Negotiated Syllabus
A syllabus whose content, sequence, methods, and assessment are jointly decided by teacher and learners through explicit negotiation during the course. Learner agency is built into the curriculum rather than confined to within-task choices.
Origin
The model is the operational arm of the Process Syllabus proposed by Michael Breen and Christopher Candlin in Applied Linguistics (1980). Breen and Andrew Littlejohn worked it out in classroom detail in Classroom Decision-Making: Negotiation and Process Syllabuses in Practice (Cambridge University Press, 2000), drawing on case studies from primary, secondary, tertiary, and adult contexts across Europe, Latin America, and Asia.
Levels of Negotiation
Breen and Littlejohn (2000) identify three layers at which negotiation can operate:
- Personal negotiation: the silent decisions each learner makes about attention, effort, and interpretation.
- Interactive negotiation: moment-to-moment classroom adjustment of meaning and procedure.
- Procedural negotiation: explicit, public decision-making about what the class will study, how, and how it will be evaluated.

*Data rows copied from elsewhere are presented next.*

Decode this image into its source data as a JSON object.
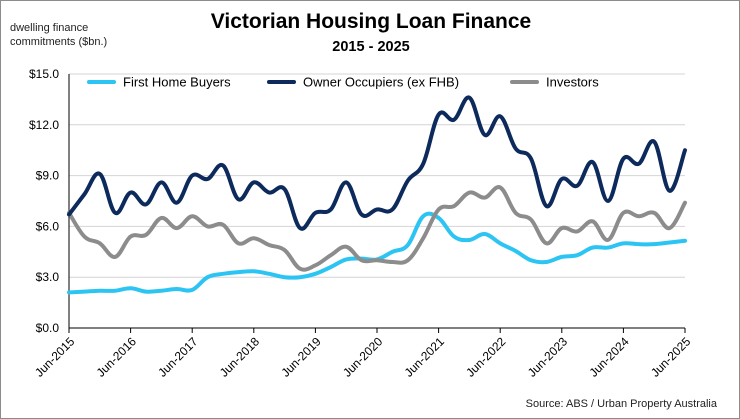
{
  "chart_data": {
    "type": "line",
    "title": "Victorian Housing Loan Finance",
    "subtitle": "2015 - 2025",
    "ylabel": "dwelling finance commitments ($bn.)",
    "source": "Source: ABS / Urban Property Australia",
    "ylim": [
      0,
      15
    ],
    "y_ticks": [
      "$0.0",
      "$3.0",
      "$6.0",
      "$9.0",
      "$12.0",
      "$15.0"
    ],
    "y_tick_values": [
      0,
      3,
      6,
      9,
      12,
      15
    ],
    "x_start": 2015.5,
    "x_end": 2025.5,
    "x_ticks": [
      "Jun-2015",
      "Jun-2016",
      "Jun-2017",
      "Jun-2018",
      "Jun-2019",
      "Jun-2020",
      "Jun-2021",
      "Jun-2022",
      "Jun-2023",
      "Jun-2024",
      "Jun-2025"
    ],
    "x_tick_values": [
      2015.5,
      2016.5,
      2017.5,
      2018.5,
      2019.5,
      2020.5,
      2021.5,
      2022.5,
      2023.5,
      2024.5,
      2025.5
    ],
    "grid": "horizontal",
    "legend_position": "top",
    "series": [
      {
        "name": "First Home Buyers",
        "color": "#2cc4f2",
        "x": [
          2015.5,
          2015.75,
          2016.0,
          2016.25,
          2016.5,
          2016.75,
          2017.0,
          2017.25,
          2017.5,
          2017.75,
          2018.0,
          2018.25,
          2018.5,
          2018.75,
          2019.0,
          2019.25,
          2019.5,
          2019.75,
          2020.0,
          2020.25,
          2020.5,
          2020.75,
          2021.0,
          2021.25,
          2021.5,
          2021.75,
          2022.0,
          2022.25,
          2022.5,
          2022.75,
          2023.0,
          2023.25,
          2023.5,
          2023.75,
          2024.0,
          2024.25,
          2024.5,
          2024.75,
          2025.0,
          2025.25,
          2025.5
        ],
        "y": [
          2.1,
          2.15,
          2.2,
          2.2,
          2.35,
          2.15,
          2.2,
          2.3,
          2.25,
          3.0,
          3.2,
          3.3,
          3.35,
          3.2,
          3.0,
          3.0,
          3.2,
          3.6,
          4.05,
          4.1,
          4.05,
          4.5,
          4.9,
          6.6,
          6.5,
          5.4,
          5.2,
          5.55,
          5.0,
          4.55,
          4.0,
          3.9,
          4.2,
          4.3,
          4.75,
          4.75,
          5.0,
          4.95,
          4.95,
          5.05,
          5.15
        ]
      },
      {
        "name": "Owner Occupiers (ex FHB)",
        "color": "#0d2a5c",
        "x": [
          2015.5,
          2015.75,
          2016.0,
          2016.25,
          2016.5,
          2016.75,
          2017.0,
          2017.25,
          2017.5,
          2017.75,
          2018.0,
          2018.25,
          2018.5,
          2018.75,
          2019.0,
          2019.25,
          2019.5,
          2019.75,
          2020.0,
          2020.25,
          2020.5,
          2020.75,
          2021.0,
          2021.25,
          2021.5,
          2021.75,
          2022.0,
          2022.25,
          2022.5,
          2022.75,
          2023.0,
          2023.25,
          2023.5,
          2023.75,
          2024.0,
          2024.25,
          2024.5,
          2024.75,
          2025.0,
          2025.25,
          2025.5
        ],
        "y": [
          6.7,
          7.9,
          9.1,
          6.8,
          8.0,
          7.3,
          8.6,
          7.4,
          9.0,
          8.8,
          9.6,
          7.6,
          8.6,
          8.0,
          8.2,
          5.9,
          6.8,
          7.0,
          8.6,
          6.7,
          7.0,
          7.0,
          8.7,
          9.7,
          12.6,
          12.3,
          13.6,
          11.4,
          12.5,
          10.6,
          10.0,
          7.2,
          8.8,
          8.4,
          9.8,
          7.5,
          10.0,
          9.7,
          11.0,
          8.1,
          10.5
        ]
      },
      {
        "name": "Investors",
        "color": "#8c8c8c",
        "x": [
          2015.5,
          2015.75,
          2016.0,
          2016.25,
          2016.5,
          2016.75,
          2017.0,
          2017.25,
          2017.5,
          2017.75,
          2018.0,
          2018.25,
          2018.5,
          2018.75,
          2019.0,
          2019.25,
          2019.5,
          2019.75,
          2020.0,
          2020.25,
          2020.5,
          2020.75,
          2021.0,
          2021.25,
          2021.5,
          2021.75,
          2022.0,
          2022.25,
          2022.5,
          2022.75,
          2023.0,
          2023.25,
          2023.5,
          2023.75,
          2024.0,
          2024.25,
          2024.5,
          2024.75,
          2025.0,
          2025.25,
          2025.5
        ],
        "y": [
          6.8,
          5.4,
          5.0,
          4.2,
          5.4,
          5.5,
          6.5,
          5.9,
          6.6,
          6.0,
          6.1,
          5.0,
          5.3,
          4.9,
          4.6,
          3.5,
          3.7,
          4.3,
          4.8,
          4.0,
          4.0,
          3.9,
          4.0,
          5.3,
          7.0,
          7.2,
          8.0,
          7.7,
          8.3,
          6.8,
          6.4,
          5.0,
          5.9,
          5.7,
          6.3,
          5.2,
          6.8,
          6.6,
          6.8,
          5.9,
          7.4
        ]
      }
    ]
  }
}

The negotiated syllabus targets the third layer. Procedural negotiation can be selective (limited to one aspect such as content, assessment, or pacing) or gradualist (expanding across more layers as learners develop the procedural literacy to handle them).
Design Features
A negotiated syllabus typically pairs an indicative content map — drawn from Needs Analysis, institutional requirements, and teacher experience — with a recurring decision cycle: propose, choose, act, evaluate, revise. Records of decisions and outcomes feed the next cycle. The teacher remains an expert participant rather than a delegate; non-negotiable elements (external exams, mandated content) are declared up front.
Relation to Process and Task-Based Syllabuses
The Process Syllabus is the broader framework; the negotiated syllabus is its operational realisation. Both contrast with product-oriented designs that fix content in advance. TBLT can be combined with negotiation when learners help select tasks, sequence them, or shape outcomes, though Long-style TBLT typically reserves task selection for needs-analytic specialists.
Critiques
Empirical studies (collected in Breen and Littlejohn 2000 and in later work by Nation, Macalister, and others) report gains in motivation and learner autonomy but also significant teacher workload, uneven uptake by learners habituated to teacher-led instruction, and tension with examination-driven systems. The model presupposes adult or near-adult learners; younger learners and beginner-level groups lack the metalinguistic vocabulary to negotiate procedurally without heavy scaffolding.
References
- Breen, M. P., and Candlin, C. N. (1980). The essentials of a communicative curriculum in language teaching. Applied Linguistics 1(2), 89–112.
- Breen, M. P., and Littlejohn, A. (eds.) (2000). Classroom Decision-Making: Negotiation and Process Syllabuses in Practice. Cambridge University Press.
- Nation, I. S. P., and Macalister, J. (2010). Language Curriculum Design. Routledge.